此外,通过对第一数据库和第二数据库进行上述方式的生命周期管理,可以更有效的存储更有价值的数据,同时也节省了云计算系统中各台主机的存储空间。并且,本申请实施例可以对来自多台主机的性能数据进行聚合和分析等,实现了针对大规模计算机集群及分布式应用程序 的性能分析。
当然,实施本申请的任一产品并不一定需要同时达到以上所述的所有优点。
附图说明
为了更清楚地说明本申请实施例中的技术方案,下面将对实施例描述中所需要使用的附图作简单地介绍,显而易见地,下面描述中的附图仅仅是本申请的一些实施例,对于本领域普通技术人员来讲,在不付出创造性劳动性的前提下,还可以根据这些附图获得其他的附图。
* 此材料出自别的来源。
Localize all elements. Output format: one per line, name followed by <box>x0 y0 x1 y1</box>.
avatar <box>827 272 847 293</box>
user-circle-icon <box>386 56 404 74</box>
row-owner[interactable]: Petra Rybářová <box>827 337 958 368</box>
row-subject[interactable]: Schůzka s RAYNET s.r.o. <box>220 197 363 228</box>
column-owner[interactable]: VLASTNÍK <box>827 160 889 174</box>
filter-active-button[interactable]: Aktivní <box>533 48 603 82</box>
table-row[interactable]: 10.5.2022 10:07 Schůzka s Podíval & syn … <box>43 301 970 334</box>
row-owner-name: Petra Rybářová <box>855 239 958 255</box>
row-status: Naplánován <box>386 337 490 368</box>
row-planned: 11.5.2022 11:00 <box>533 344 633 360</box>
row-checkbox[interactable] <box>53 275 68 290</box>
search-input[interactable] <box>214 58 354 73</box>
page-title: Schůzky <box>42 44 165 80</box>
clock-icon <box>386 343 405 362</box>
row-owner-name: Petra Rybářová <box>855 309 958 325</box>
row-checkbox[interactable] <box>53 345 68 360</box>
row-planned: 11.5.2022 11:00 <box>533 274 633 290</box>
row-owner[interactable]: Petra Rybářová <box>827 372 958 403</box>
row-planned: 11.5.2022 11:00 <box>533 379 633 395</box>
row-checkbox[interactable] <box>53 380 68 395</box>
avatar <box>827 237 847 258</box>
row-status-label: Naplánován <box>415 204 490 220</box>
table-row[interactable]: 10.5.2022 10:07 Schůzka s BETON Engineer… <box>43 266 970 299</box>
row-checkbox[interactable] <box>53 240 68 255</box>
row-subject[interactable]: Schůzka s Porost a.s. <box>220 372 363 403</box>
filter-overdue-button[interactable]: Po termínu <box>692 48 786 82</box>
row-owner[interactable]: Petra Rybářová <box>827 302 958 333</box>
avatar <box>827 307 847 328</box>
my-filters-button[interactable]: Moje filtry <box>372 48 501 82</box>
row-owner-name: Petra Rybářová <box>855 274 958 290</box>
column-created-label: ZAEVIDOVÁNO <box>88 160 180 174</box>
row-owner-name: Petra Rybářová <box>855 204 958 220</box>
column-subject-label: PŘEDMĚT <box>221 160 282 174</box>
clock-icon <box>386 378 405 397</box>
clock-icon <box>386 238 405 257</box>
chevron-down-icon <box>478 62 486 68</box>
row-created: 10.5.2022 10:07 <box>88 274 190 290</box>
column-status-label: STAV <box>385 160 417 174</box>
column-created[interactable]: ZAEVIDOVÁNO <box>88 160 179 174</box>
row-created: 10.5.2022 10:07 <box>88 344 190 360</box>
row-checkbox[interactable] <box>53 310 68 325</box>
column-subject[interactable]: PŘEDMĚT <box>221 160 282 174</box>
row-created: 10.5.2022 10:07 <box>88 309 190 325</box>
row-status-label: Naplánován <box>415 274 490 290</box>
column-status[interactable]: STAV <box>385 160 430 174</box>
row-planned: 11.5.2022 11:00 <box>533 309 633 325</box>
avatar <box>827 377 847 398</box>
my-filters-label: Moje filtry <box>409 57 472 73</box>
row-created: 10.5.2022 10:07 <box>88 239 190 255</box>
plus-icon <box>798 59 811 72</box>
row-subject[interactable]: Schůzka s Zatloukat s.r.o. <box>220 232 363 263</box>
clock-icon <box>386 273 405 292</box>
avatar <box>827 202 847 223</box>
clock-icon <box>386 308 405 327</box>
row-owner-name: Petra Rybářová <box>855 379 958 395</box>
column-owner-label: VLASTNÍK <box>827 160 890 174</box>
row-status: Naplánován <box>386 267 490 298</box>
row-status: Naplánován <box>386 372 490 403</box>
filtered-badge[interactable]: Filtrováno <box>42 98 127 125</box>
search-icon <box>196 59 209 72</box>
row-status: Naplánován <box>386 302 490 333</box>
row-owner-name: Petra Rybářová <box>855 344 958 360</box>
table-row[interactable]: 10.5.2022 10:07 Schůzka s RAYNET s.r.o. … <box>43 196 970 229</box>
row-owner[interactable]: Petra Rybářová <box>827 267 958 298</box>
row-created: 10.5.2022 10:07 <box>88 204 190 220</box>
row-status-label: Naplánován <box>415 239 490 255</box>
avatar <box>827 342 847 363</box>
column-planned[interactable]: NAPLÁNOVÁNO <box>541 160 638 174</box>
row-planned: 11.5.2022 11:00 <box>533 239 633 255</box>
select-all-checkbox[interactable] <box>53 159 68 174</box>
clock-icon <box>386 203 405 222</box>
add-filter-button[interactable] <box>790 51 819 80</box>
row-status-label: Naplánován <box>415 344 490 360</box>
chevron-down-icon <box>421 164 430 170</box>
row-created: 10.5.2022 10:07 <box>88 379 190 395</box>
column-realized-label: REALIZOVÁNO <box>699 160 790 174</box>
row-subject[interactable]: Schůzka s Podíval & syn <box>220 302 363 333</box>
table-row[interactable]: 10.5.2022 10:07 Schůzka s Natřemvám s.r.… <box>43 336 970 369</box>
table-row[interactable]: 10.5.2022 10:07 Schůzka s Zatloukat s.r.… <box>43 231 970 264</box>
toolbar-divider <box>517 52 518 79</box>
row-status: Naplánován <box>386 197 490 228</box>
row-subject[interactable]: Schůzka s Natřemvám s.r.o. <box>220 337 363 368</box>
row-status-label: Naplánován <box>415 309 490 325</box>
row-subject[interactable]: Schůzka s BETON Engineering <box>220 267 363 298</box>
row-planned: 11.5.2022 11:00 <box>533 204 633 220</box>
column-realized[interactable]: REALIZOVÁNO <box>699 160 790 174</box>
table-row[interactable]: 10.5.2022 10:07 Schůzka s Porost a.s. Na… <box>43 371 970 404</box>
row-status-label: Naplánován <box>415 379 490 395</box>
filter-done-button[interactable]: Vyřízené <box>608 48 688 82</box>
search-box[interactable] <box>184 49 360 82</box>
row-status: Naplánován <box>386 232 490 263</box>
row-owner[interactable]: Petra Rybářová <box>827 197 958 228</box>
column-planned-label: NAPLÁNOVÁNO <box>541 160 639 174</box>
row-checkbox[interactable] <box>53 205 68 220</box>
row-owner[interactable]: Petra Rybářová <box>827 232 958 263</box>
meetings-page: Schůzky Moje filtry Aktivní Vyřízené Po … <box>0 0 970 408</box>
图1是本申请的一种云计算系统的性能数据的采集与存储方法实施例的流程图;
图2为本申请的一种云计算系统的性能数据的采集与存储装置实施例的结构框图;
图3是本申请的一种云计算系统的性能检测方法实施例的流程图;
图4是本申请的一种云计算系统的性能检测装置实施例的结构框图;
图5是本申请的一种云计算系统的性能检测系统实施例的结构框图。
具体实施方式
下面将结合本申请实施例中的附图,对本申请实施例中的技术方案进行清楚、完整地描述,显然,所描述的实施例仅仅是本申请一部分实施例,而不是全部的实施例。基于本申请中的实施例,本领域普通技术人员在没有做出创造性劳动前提下所获得的所有其他实施例,都属于本申请保护的范围。
本申请可用于众多通用或专用的计算装置环境或配置中。例如:个人计算机、服务器计算机、手持设备或便携式设备、平板型设备、多处理器装置、包括以上任何装置或设备的分布式计算环境等等。
本申请可以在由计算机执行的计算机可执行指令的一般上下文中描述,例如程序模块。一般地,程序模块包括执行特定任务或实现特定抽象数据类型的例程、程序、对象、组件、数据结构等等。也可以在分布式计算环境中实践本申请,在这些分布式计算环境中,由通过通信网络 而被连接的远程处理设备来执行任务。在分布式计算环境中,程序模块可以位于包括存储设备在内的本地和远程计算机存储介质中。
参考图1,示出了本申请一种云计算系统的性能数据的采集与存储方法实施例的流程图,本实施例可以应用于云计算系统中的各台主机上,本实施例可以包括以下步骤:
步骤101:按照预设的采样周期采集本机的性能数据,所述性能数据包括:本机CPU的寄存器值、正在运行的进程标示符、该进程的名称和该进程的用户栈。
在本申请的实施例中,云计算系统中可能存在上千台主机,每一台主机都可以按照本实施例的方法进行性能数据的采集与存储。其中,采样周期可以预先由本领域技术人员设置好,例如,20ms,50Hz。其中,各台主机在采样时刻到来时,采集本机CPU的寄存器值,例如指令之神寄存器IP,栈指针寄存器SP,指针寄存器BP等的值。此外,还需要采集在采集时刻各台主机上正在运行的进程的标示符PID,该进程的进程名称,以及该进程的用户栈。这些数据内容可以通过操作系统提供的接口获得。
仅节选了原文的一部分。